Back at Cloudy it’s a quick turnaround. Armed with shopping bags, we head ashore and leave the dinghy in Staniel Cay Yacht Club. Unlike last week, this time the shops are well stocked with fresh fruit and veg. The supply boat had been in just yesterday. But the prices are pretty eye watering. $5 for a cucumber, $1.75 per apple, or$8 a red cabbage just as examples. One shopping bag of fresh veg and $93 less in our wallet, we head back to Cloudy. We were thinking of a quick drink in the bar, but it was too empty hence no atmosphere.
Our afternoon on board is lazy. Ian and Michelle briefly pop by for a beer and we give them a tour of Cloudy. Everyone who comes aboard says Cloudy is cavernous. I guess we are now just used to the space of our home. It seems normal, but doesn’t stop us being grateful for the boat we have. We love her!
At 5pm we clean up and dress up then head ashore where we meet up with the others in the SCYC bar. We have drinks and dinner at the bar with Ian and Michelle, having a great time chatting to them, while Pearl’s crew has dinner at the restaurant.
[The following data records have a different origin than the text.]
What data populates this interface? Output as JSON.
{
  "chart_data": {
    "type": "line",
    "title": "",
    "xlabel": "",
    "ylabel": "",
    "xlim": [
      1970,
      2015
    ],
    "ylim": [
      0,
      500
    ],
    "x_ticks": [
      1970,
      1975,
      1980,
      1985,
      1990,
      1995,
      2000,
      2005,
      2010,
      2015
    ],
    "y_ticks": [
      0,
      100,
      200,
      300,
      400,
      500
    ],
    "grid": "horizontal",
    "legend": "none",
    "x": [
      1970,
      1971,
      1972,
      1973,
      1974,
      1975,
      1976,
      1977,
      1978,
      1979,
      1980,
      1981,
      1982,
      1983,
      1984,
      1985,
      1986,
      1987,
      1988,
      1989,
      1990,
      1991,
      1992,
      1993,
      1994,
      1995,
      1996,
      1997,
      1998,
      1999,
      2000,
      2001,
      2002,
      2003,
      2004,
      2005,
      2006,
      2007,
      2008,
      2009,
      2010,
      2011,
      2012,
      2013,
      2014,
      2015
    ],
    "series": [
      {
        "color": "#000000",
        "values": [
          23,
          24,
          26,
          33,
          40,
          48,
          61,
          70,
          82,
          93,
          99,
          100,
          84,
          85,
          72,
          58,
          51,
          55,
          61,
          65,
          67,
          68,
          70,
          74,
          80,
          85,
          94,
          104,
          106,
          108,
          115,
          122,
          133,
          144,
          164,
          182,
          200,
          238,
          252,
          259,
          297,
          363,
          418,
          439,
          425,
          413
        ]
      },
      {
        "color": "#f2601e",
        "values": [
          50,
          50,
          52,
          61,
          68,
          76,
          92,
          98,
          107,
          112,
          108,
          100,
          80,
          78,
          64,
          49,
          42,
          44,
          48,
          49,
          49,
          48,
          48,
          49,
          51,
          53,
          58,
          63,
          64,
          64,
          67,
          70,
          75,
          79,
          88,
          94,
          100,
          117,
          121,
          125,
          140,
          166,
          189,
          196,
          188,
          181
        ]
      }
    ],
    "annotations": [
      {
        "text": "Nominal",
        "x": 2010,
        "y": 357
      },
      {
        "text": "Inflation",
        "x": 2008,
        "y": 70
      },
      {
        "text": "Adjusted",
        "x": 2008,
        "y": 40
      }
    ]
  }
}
It’s Stu’s last evening so he is a bit sad going back to UKs damp winter …. and to work. But a couple of the very nice rum punches soon get him back on form again. The music is also very nice and Oana and Tracy are soon up and dancing. It’s a nice place to spend the evening with good company. But all of a sudden, at 8:45 pm the others all get their bills and depart, leaving us on our own. We know a lot of cruisers retire early in the evening, but Oana tells me if I went to bed at 9pm it would be instant divorce! Haha.
With not many others in the bar to interact with, we also head back at about 10pm. And considering our early morning rise, we also have a relatively early night…passed 11pm.